10-09-2007
O homem que fumou a bíblia
Difícil alimentar o vício, principalmente nas pequenas cidades, onde a vida das gentes se nutre de outras vidas. Onde os quintais são cercados por tênues fios de arame farpado ou por muros baixos, facilmente perscrutáveis, e saltáveis por ouvidos e olhos curiosos. Com alpendres, cadeiras e línguas que se integram à paisagem das calçadas. Com praças em que aos sábados e domingos os jovens dão voltas, num antigo trotoir. Com igrejas às quais se comparece para rezar e olhar.
Mais difícil para Júlio, que é sobrinho do padre, que com ele habita a casa paroquial. Tinha morado na cidade grande o pobre, onde habituou a esfumaçar os pulmões e a alma. Mas quando a mãe morreu, não teve senão como mudar-se para a companhia do tio beato. Pouco durou seu estoque de sedas e quando acabou, bem que tentou comprar. De que jeito?! Socialmente, não fumava. Com o que iria justificar a compra de colomy, na padaria todos os dias? Atreveu-se uma só vez e no dia seguinte, até o pipoqueiro da praça comentava.
Restava-lhe então recorrer aos sanduíches nos dois superpovoados pit dogs da rua principal. Mas os proprietários, uns sovinas, ficavam com uma orelha na chapa e um nariz no porta-guardanapos. Faltava só estabelecer uma quota para cada cliente, como faziam com o ketchup e a maionese – apenas dois sachês para cada. E nada de mostarda! Deixava a boca suja para levar pelo menos um par pra casa. E nem para um dia dava.
Excetuadas as imperiosas obrigações e inquietudes do vício, era bom rapaz. Ajudava o tio a preparar a missa. Limpava a sacristia. Não comia as hóstias nem bebia o vinho. Não tanto por falta de vontade. Temia que a boca sangrasse, como aprendeu na primeira eucaristia. Que carência brava! Insônia! Falta de apetite!
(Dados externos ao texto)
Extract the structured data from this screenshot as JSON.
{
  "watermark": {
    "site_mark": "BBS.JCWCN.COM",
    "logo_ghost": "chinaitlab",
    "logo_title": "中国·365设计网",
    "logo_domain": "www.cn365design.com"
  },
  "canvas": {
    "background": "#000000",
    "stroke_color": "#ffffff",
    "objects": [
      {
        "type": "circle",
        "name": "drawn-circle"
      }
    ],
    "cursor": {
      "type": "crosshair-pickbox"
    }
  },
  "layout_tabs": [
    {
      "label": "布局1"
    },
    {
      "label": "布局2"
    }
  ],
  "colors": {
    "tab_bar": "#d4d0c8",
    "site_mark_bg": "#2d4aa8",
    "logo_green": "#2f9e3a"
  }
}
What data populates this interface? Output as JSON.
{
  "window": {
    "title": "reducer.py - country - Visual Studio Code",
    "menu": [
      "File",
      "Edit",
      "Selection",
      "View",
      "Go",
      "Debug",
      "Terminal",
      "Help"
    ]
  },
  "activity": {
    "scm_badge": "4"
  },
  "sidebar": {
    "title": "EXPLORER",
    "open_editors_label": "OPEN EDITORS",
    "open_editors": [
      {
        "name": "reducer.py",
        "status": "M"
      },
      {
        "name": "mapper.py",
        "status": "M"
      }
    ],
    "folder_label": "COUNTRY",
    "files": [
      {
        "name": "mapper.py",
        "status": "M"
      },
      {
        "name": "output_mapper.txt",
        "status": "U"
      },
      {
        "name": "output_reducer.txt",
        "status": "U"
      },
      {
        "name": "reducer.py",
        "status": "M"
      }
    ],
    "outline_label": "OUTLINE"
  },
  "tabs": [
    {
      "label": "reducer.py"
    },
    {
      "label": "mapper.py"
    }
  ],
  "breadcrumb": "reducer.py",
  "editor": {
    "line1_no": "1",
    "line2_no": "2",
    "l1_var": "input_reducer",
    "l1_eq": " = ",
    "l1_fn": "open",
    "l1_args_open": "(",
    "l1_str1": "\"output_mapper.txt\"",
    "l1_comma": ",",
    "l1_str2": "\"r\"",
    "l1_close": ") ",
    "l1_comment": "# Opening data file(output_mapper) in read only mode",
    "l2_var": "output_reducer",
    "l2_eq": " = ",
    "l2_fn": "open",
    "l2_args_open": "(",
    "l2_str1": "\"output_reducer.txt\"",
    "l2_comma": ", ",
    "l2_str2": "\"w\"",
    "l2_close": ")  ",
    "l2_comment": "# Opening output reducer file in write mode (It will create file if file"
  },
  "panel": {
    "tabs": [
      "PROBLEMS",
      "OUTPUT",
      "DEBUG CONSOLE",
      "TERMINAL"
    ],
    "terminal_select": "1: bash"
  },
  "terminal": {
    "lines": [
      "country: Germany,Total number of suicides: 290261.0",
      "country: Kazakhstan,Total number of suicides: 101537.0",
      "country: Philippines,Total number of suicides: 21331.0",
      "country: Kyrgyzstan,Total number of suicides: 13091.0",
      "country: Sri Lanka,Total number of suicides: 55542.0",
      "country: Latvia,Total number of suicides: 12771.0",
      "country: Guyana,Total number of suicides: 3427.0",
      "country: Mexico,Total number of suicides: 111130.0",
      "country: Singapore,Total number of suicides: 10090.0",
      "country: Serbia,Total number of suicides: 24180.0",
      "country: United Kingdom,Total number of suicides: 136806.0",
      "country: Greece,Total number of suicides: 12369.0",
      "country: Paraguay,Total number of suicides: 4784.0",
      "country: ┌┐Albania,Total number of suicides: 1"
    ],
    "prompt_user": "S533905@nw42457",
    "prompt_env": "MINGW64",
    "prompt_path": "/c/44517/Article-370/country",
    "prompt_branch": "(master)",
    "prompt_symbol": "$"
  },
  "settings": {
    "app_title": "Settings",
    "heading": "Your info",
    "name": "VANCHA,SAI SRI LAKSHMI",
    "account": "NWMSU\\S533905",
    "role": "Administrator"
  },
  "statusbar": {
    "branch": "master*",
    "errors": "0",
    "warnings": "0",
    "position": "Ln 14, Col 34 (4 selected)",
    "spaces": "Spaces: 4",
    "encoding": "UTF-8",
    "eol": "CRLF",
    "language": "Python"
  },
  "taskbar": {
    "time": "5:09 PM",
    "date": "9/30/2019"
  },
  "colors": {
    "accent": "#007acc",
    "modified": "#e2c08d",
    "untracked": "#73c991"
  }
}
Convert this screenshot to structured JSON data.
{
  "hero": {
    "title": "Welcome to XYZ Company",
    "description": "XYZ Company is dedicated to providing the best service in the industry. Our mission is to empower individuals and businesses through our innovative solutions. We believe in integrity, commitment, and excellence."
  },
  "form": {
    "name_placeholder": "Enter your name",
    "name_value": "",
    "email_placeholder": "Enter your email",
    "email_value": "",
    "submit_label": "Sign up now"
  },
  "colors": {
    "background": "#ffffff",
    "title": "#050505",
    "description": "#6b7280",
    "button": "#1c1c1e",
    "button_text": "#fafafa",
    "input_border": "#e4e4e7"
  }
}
Nas tardes, o tio preparava os sermões das missas, da noite e da manhã seguinte. Era criterioso. Não repetia. Lia trechos numa bonita bíblia, inscrições douradas, fita de cetim vermelha como marca-páginas e umas folhas sépias tão finas, que diante dos olhos fascinados do rapaz pareciam desvanecer como fumaça. Interpretava os textos para o sobrinho, catequizava-o, e de quebra ensaiava eloqüente para os fiéis ávidos. Júlio ficava embevecido, hipnotizado, permanecia apenas no invólucro das palavras. E quando o tio terminava, observava bem onde ficara a rubra fita.
O sacerdote ficou satisfeito quando também reparou melhor o sobrinho, dias passados. Havia engordado, tinha um ar meio apalermado, mas sadio. A bíblia, porém, não entendia por qual motivo, emagrecia a olhos vistos. Repentinamente achou-a a leve, mas se consolou com o pensamento de que talvez assim sentisse porque mais leves estivessem os do rebanho e os próprios pecados. Além disso, Júlio tornara-se fonte de alegrias, tal a fé que demonstrava. Deixe que guardo o sagrado livro, tio.
Ainda que não se confessasse, rogava que lhe desse demoradas penitências. Era para pagar adiantado. E como recitava bonito os salmos de todas as missas passadas, como se os tivesse engolido, inalado. Triste é que a bíblia desapareceu um dia. Restou apenas a capa, uma borda chamuscada. O pobre padre perdeu a fé. E Júlio pagou castigo, voltou a ser angustiado e magro.